In its report on Urban Waste Water Treatment in 2020, released on Wednesday, the EPA said it required Irish Water to improve treatment at 97 priority areas.

Ten of the towns and villages in question are not scheduled to receive treatment until 2025 and two are likely to continue discharging untreated sewage until 2027.

The report states: "Even when funding is available, for example, to stop discharges of raw sewage, Irish Water has repeatedly revised and extended the timeframes to provide treatment."

The EPA said the delays were unacceptable and called on the water utility to provide site-specific action plans and timeframes to carry out the necessary work.

Just under 60 per cent of improvement works that were due to be carried out by the end of 2020 have been completed, with 230 individual works more than five years overdue.

Based on current investment levels and rates of delivery, the EPA estimates it will take two decades to fix all of the problems identified.

It is 15 years since the European Union introduced mandatory standards for the treatment of wastewater in large urban areas, and Ireland failed to comply with those standards in 12 areas in 2020.

Five areas in Cork fail to comply with standards

Five of these areas are located in Co Cork – Cork City, Cobh, Ringaskiddy-Crosshaven-Carrigaline, Rathcormac, and Mitchelstown – however, Cobh has since been connected to a treatment plant.

Of the remaining areas three are in Co Clare (Shannon, Ennis South and Lahinch), two are in Dublin (Ringsend and Malahide) and one is in Wicklow (Arklow).

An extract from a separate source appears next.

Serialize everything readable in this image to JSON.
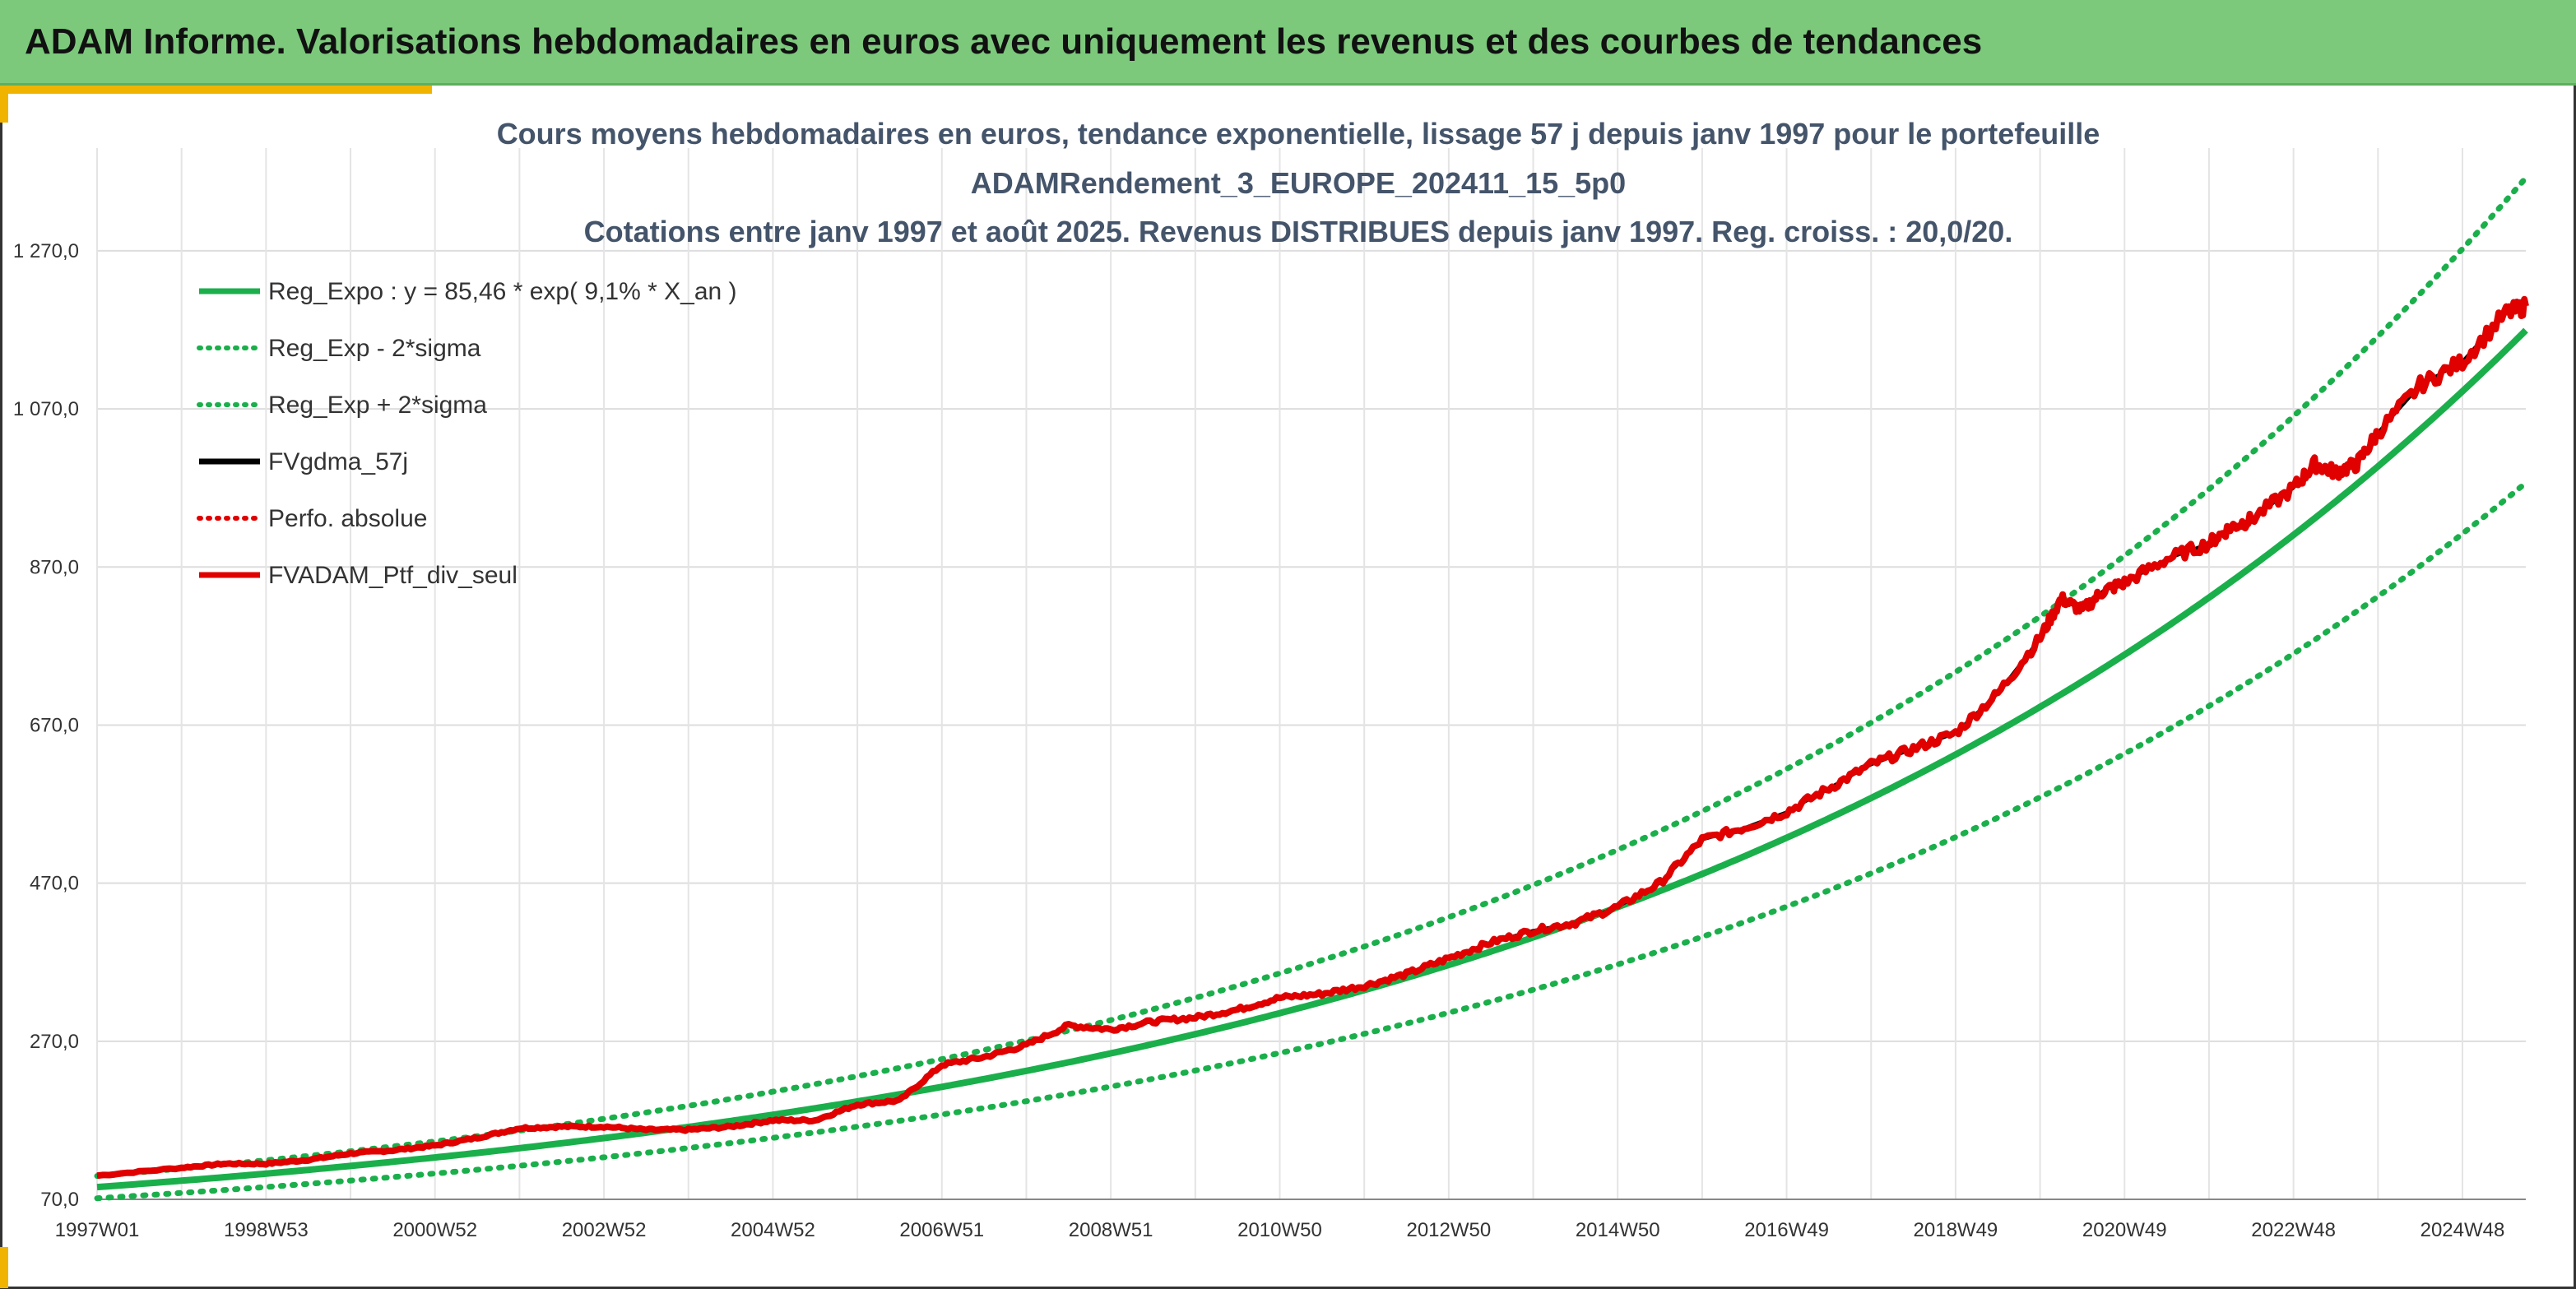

Among the 12 areas which failed to comply with EU standards is the Ringsend treatment plant in Dublin, which is a particular cause for concern as almost half of Ireland's urban wastewater was conveyed here for treatment last year.

A major upgrade and expansion of the Ringsend plant is ongoing and is expected to be completed in 2025.

Wednesday's report warned that Ireland risks substantial fines from the Court of Justice of the European Union unless improvements are not completed promptly.

Lack of investment

Responding to the report, Niall Gleeson, Managing Director of Irish Water, commented that a sustainable and functioning wastewater network is critical in order to protect the environment and support housing. He said the organisation is working to ensure this can be delivered.

“Irish Water is working closely with the EPA and our other partners, including local authorities, to ensure this can be delivered in the most efficient and sustainable way through the use of cutting edge technologies, science and engineering expertise, and meaningful engagement with local communities around Ireland,” Mr Gleeson said.

“There is no doubt that challenges remain. Much of the infrastructure for safely collecting and treating wastewater around the country has suffered from decades of under-investment.

“And in some instances planning and other statutory processes, which are outside Irish Water’s control, have impacted on delivery timelines.

“But Irish Water has a plan in place to address these challenges, and we are making real progress. Continued investment will be required in the coming years to build a modern, fit-for-purpose wastewater network, but we are confident that we are on track to achieving that aim.”